How to check if $ x^2 + x = y^2 - 1$ has positive integer solutions?

Question

How to check if $ x^2 + x = y^2 - 1$ has positive integer solutions? I've tried using different modulos to simplify problem, but nothing has worked yet.

Answer 1

One way is to see if you can find them. Complete the square when dealing with a quadratic equation such as this:

$x^2+x=y^2-1 \to \cdots \to (2y)^2-(2x+1)^2=3$

So the revelation is that it's a difference of squares equation.

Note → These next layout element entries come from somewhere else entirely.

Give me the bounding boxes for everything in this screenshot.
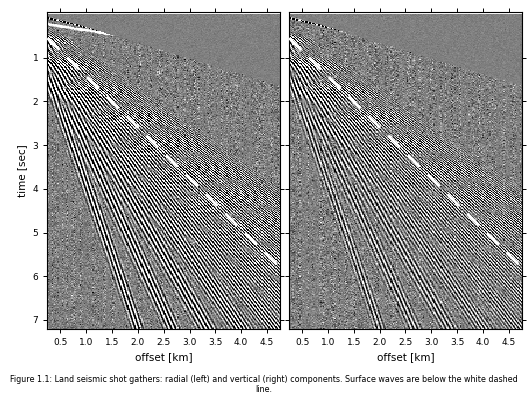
X-axis label: offset [km]: offset [km] (377, 352, 434, 362)
X-axis label: offset [km]: offset [km] (135, 352, 192, 362)
Y-axis label: time [sec]: time [sec] (17, 144, 27, 197)
Text: Figure 1.1: Land seismic shot gathers: radial (left) and vertical (right) compon: Figure 1.1: Land seismic shot gathers: r… (9, 375, 518, 394)
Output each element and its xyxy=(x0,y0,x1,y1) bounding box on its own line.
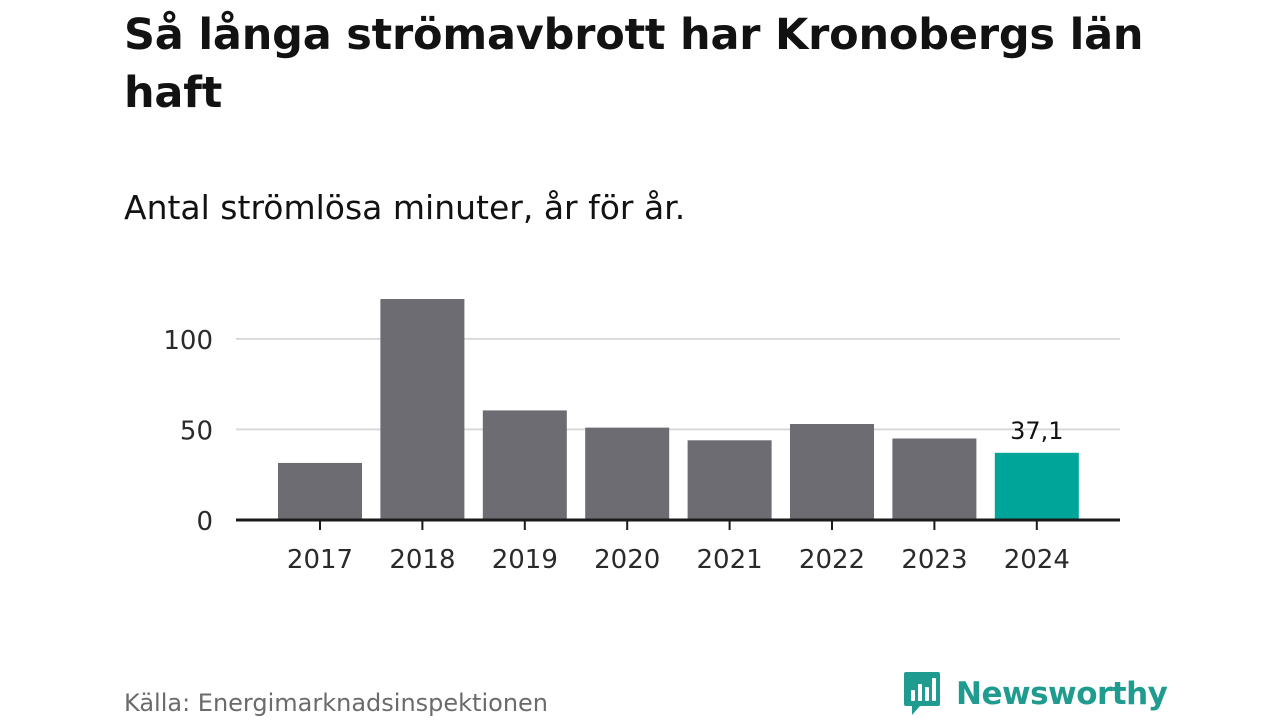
y-tick-label-0: 0 xyxy=(196,507,213,537)
x-tick-label-2024: 2024 xyxy=(1004,545,1070,575)
gridlines xyxy=(236,337,1120,431)
y-tick-label-100: 100 xyxy=(163,326,213,356)
chart-title: Så långa strömavbrott har Kronobergs län… xyxy=(124,10,1144,118)
brand-name: Newsworthy xyxy=(956,676,1168,712)
y-tick-label-50: 50 xyxy=(180,416,213,446)
bar-2018 xyxy=(380,299,465,520)
newsworthy-logo[interactable]: Newsworthy xyxy=(902,670,1168,718)
annotations: 37,1 xyxy=(1010,417,1063,445)
bars xyxy=(278,299,1079,520)
bar-2017 xyxy=(278,462,362,520)
x-tick-label-2022: 2022 xyxy=(799,545,865,575)
x-tick-label-2023: 2023 xyxy=(901,545,967,575)
x-axis-ticks: 2017 2018 2019 2020 2021 2022 2023 2024 xyxy=(287,520,1070,575)
bar-2024 xyxy=(994,452,1079,520)
source-note: Källa: Energimarknadsinspektionen xyxy=(124,689,549,717)
newsworthy-logo-icon xyxy=(904,672,940,715)
x-tick-label-2021: 2021 xyxy=(697,545,763,575)
bar-2023 xyxy=(892,438,977,520)
x-tick-label-2017: 2017 xyxy=(287,545,353,575)
bar-2021 xyxy=(687,440,772,520)
bar-2020 xyxy=(585,427,670,520)
bar-2019 xyxy=(482,410,567,520)
x-tick-label-2020: 2020 xyxy=(594,545,660,575)
y-axis-ticks: 0 50 100 xyxy=(163,326,213,537)
chart-subtitle: Antal strömlösa minuter, år för år. xyxy=(124,188,686,227)
x-tick-label-2018: 2018 xyxy=(389,545,455,575)
data-label-2024: 37,1 xyxy=(1010,417,1063,445)
bar-2022 xyxy=(790,423,874,520)
x-tick-label-2019: 2019 xyxy=(492,545,558,575)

For any integer that's not divisible by $2$ only once (example $2,6,10,14, \ldots$), one can always find at least one pair of integers whose difference of squares equals that number.

If $3$ can be broken up into two divisors in the following ways: $(3,1)$ and $(-3,-1)$, you can call the first divisor $d_1$ and the second $d_2$ and use the convenient fact that:

$$\left[\frac{d_1+d_2}{2}\right]^2-\left[\frac{d_1-d_2}{2}\right]^2=d_1\cdot d_2$$

Thus you can equate the following: $$ \begin{cases} 2y&=\frac{d_1+d_2}{2} \\ 2x+1&=\frac{d_1-d_2}{2} \end{cases} $$

And then plug in the divisor-pairs, $(d_1,d_2)$, of $3$ from above...you should get $(x,y)$ values $(0,0)$ and $(-1,-1)$.

You have only one answer simply because $3$ can only be decomposed into two factors in one way, cuz it's prime. But suppose your equation instead $x^2+x=y^2-7$. You'd have the same difference of squares, just now equaling $27$. Yet $27=27\cdot 1=9\cdot 3$, so here you'd have one more solution.

Answer 2

$x^2+x=y^2-1 \Rightarrow x(x+1)=(y-1)(y+1)$. In other words, two consecutive numbers must have the same product as two numbers that differ by $2$.

It should be clear that this is impossible for integers $x,y>0$. If both $(y-1)$ and $(y+1)$ are either larger than $x+1$, or smaller than $x$, the product $y^2-1$ will be respectively either larger or smaller than $x^2+x$.

So one of $(y-1)$ or $(y+1)$ must be equal to one of $x$ or $(x+1)$. But for whichever one is equal, the other one is not, so the two products cannot be equal. The sole exception is the case in which one of the terms in $y$ and one of the terms in $x$ are both $0$, because then the products are both $0$ even though the non-zero terms in $x$ and $y$ are not equal.

Answer 3

As AmateurMathPirate said, we have $(2y)^{2} - (2x+1)^{2} = 3$

Thus $(2y - 2x - 1)(2y + 2x + 1) = 3$

Then $(2y - 2x - 1)|3$ and $(2y + 2x +1)|3$

So $(2y - 2x -1) = 1, -1, 3,$ or $-3$

i) if $(2y - 2x - 1) = 3 \implies (2y + 2x + 1) = 1 \implies 2y + 2x = 0 \implies y = -x \implies x\leq 0$ or $y\leq 0$ then it can't be

ii) if $(2y - 2x - 1) = -3 \implies (2y + 2x + 1) = -1 \implies 2y + 2x = 2 \implies x + y = 1$, but $x,y\geq 1$ then $x + y \geq 2$ then it can't be

iii) if $(2y - 2x -1) = 1 \implies (2y + 2x + 1) = 3$ but $x,y\geq 1$ then $2y + 2x + 1 \geq 5$ then it can't be

iv) if $(2y - 2x - 1) = -1 \implies 2y+ 2x + 1 = -3$ but $2x + 2y +1 >0$ then it can't be

So there is not exist that positive intengers

Answer 4

Assume that $y=mx$. Since $x,y$ are integers you have that $m \in \mathbb Q$. Now plug $y$ into your equation. You get $$(1-m^2)x^2+x+1=0.$$ A necessary condition in order to have integer values of $x$ from this equation is that its discriminant must be zero. Since $$\Delta=4m^2-3$$ this leads to irrational values of $m$ and this is a contradiction.

Answer 5

Let $x,y$ be such that $x$ is a positive integer and $x^2+x+1=y^2$. $$x^2<x^2+x+1<x^2+2x+1\\x^2<y^2<(x+1)^2$$ So clearly $y$ cannot be also be a positive integer since there are no positive integers between $x$ and $x+1$.